I have to prove the replacement lemma by structural induction. We define the logical complexity of a formula as follows:
Let $\varphi$ be a formula.
If $\varphi \in \left\{t, f\right\} \cup IV$ (where $IV$ is the set of propositional atoms), then $complexity(\varphi) = 0$.
If $\varphi = \neg \varphi_1$, then $complexity(\varphi) = complexity(\varphi_1) + 1$
If $\varphi = \varphi_1 \star \varphi_2$ $(\star \in \left\{\wedge, \rightarrow, \vee, \leftrightarrow \right\})$, then $complexity(\varphi) = complexity(\varphi_1) + complexity(\varphi_2) + 1$.
Now i shall prove the classical replacement lemma (semantic version). I.e
If $\mathcal{I} \models \varphi_1 \leftrightarrow \varphi_2$ for some interpretation $\mathcal{I}$ then $\mathcal{I} \models \psi\left[\varphi_1\right] \leftrightarrow \psi\left[\varphi_2\right]$
There's a hint that I shall prove the theorem by induction on
$g(\psi, \varphi_1) = complexity(\psi) – complexity(\varphi_1)$.
My idea is the following:
Let $n = g(\psi, \varphi_1)$.
Induction Base (n = 0): in this case it holds that (assuming $\psi$ contains at least on occurrence of $\varphi_1$) $\psi = \varphi_1$.
Induction Base (n = 1): Same here with $\psi = \neg \varphi_1$
Induction Base (n = 2): Same here with $\psi = \varphi_1 \star p$ for some prop. atom $p$ and $\star \in \left\{\wedge, \rightarrow, \vee, \leftrightarrow \right\}$
The problem now is the hypothesis.
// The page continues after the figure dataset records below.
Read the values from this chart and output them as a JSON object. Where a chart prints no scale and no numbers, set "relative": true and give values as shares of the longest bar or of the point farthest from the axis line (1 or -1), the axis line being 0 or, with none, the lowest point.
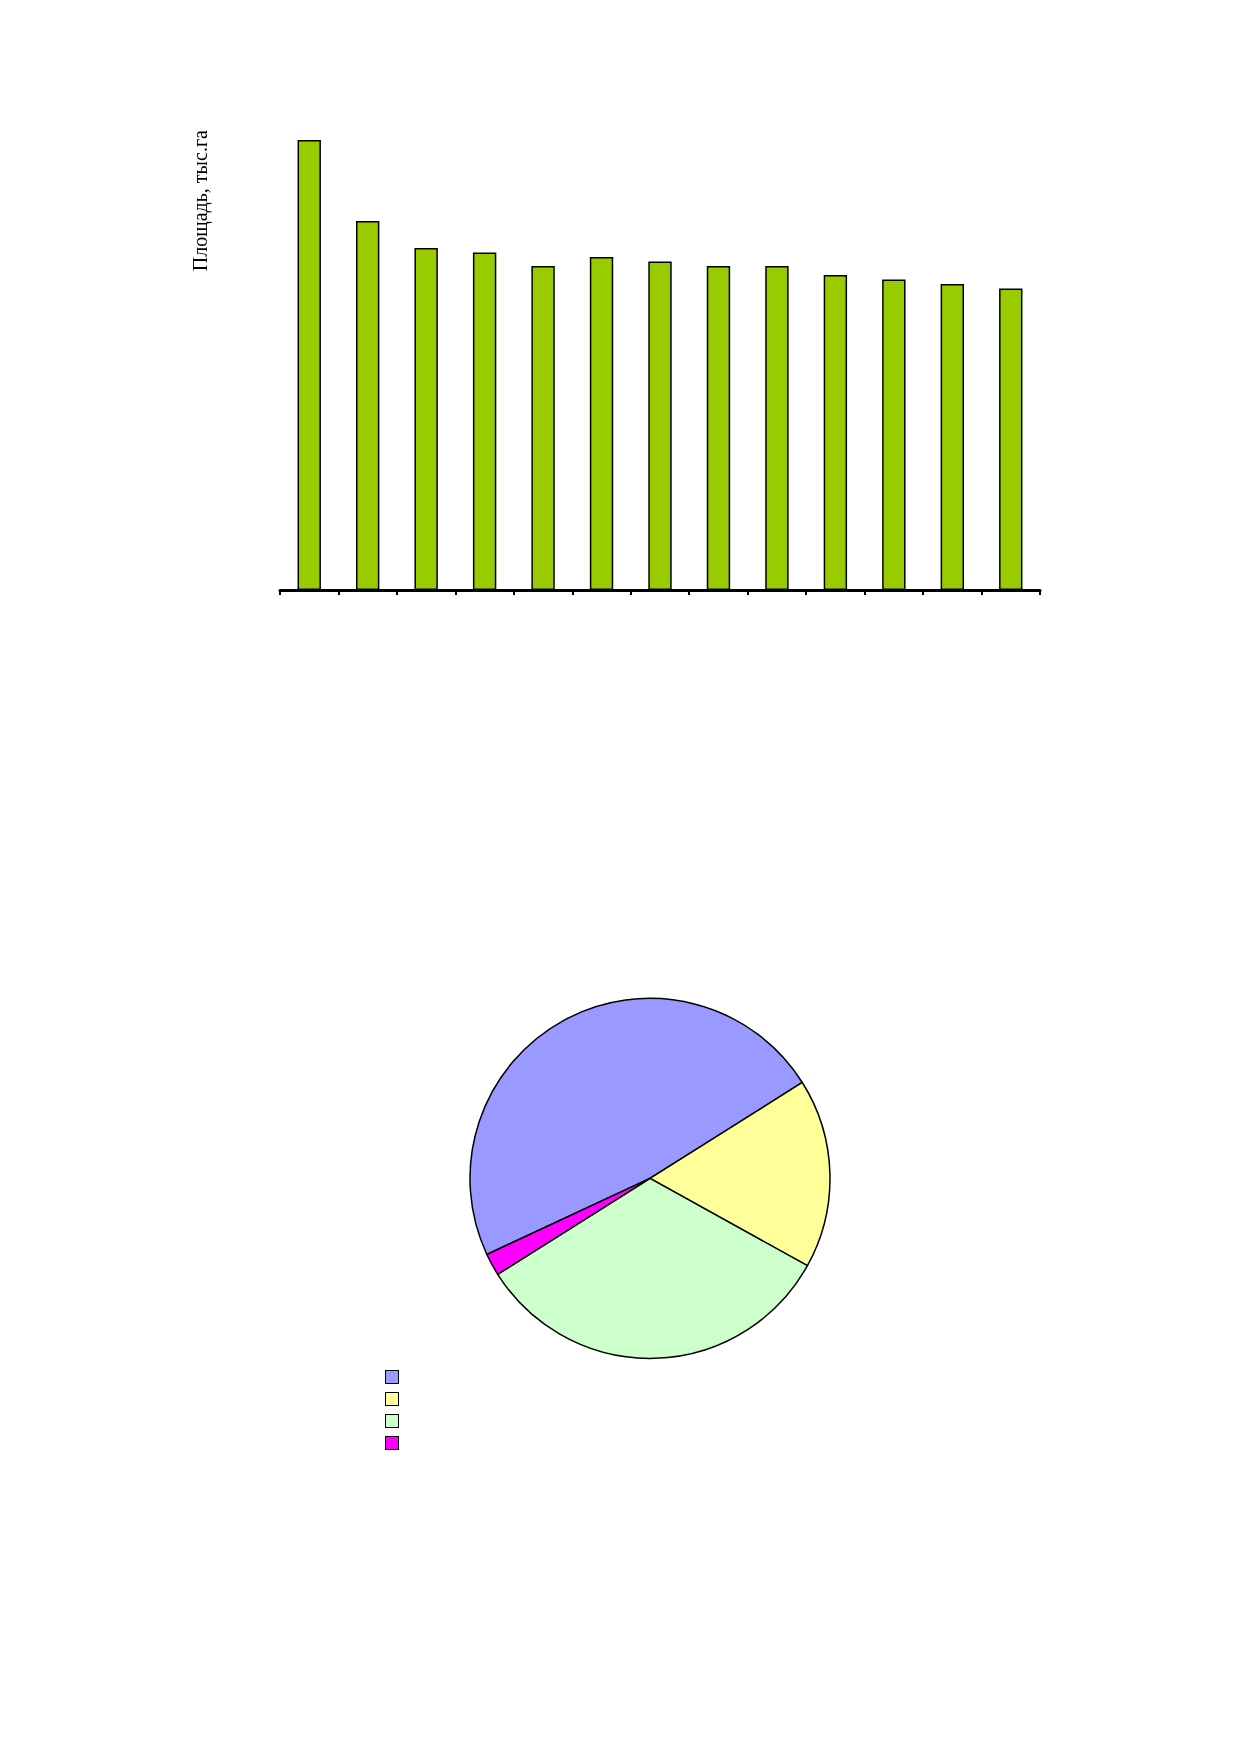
{
  "chart_data": [
    {
      "type": "bar",
      "ylabel": "Площадь, тыс.га",
      "relative": true,
      "color": "#99cc00",
      "categories": [
        null,
        null,
        null,
        null,
        null,
        null,
        null,
        null,
        null,
        null,
        null,
        null,
        null
      ],
      "values": [
        1,
        0.82,
        0.76,
        0.75,
        0.72,
        0.74,
        0.73,
        0.72,
        0.72,
        0.7,
        0.69,
        0.68,
        0.67
      ]
    },
    {
      "type": "pie",
      "categories": [
        null,
        null,
        null,
        null
      ],
      "values": [
        48,
        17,
        33,
        2
      ],
      "colors": [
        "#9999ff",
        "#ffff99",
        "#ccffcc",
        "#ff00ff"
      ]
    }
  ]
}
Assume the theorem holds for som $n$. Now show that it holds for $n + 1$…
Is this the right approach? How can I infer from $n$ to $n + 1$. Or am I completely wrong with my approach.
Thank you!
Best Answer
Your induction hypothesis should be that $n>0$ and the result is true whenever $g(\psi,\phi_1)<n$. Now suppose that $g(\psi,\phi_1)=n$. They $\psi$ is either $\lnot\psi_1$ for some $\psi_1$, or $\psi_1\oplus\psi_2$ for some $\psi_1$ and $\psi_2$ and some $\oplus\in\{\land,\lor,\to,\leftrightarrow\}$.
If $\psi=\lnot\psi_1$, it’s not hard to see that $g(\psi_1,\phi_1)<n$, so if some $\mathcal{I} \models \varphi_1 \leftrightarrow \varphi_2$, then $\mathcal{I} \models \psi_1[\varphi_1] \leftrightarrow \psi_1[\varphi_2]$ by the induction hypothesis, and the desired result now presumably follows from your definition of $\models$.
The argument in case $\psi=\psi_1\oplus\psi_2$ is similar, since you will have $g(\psi_1,\phi_1),g(\psi_2,\phi_1)<n$.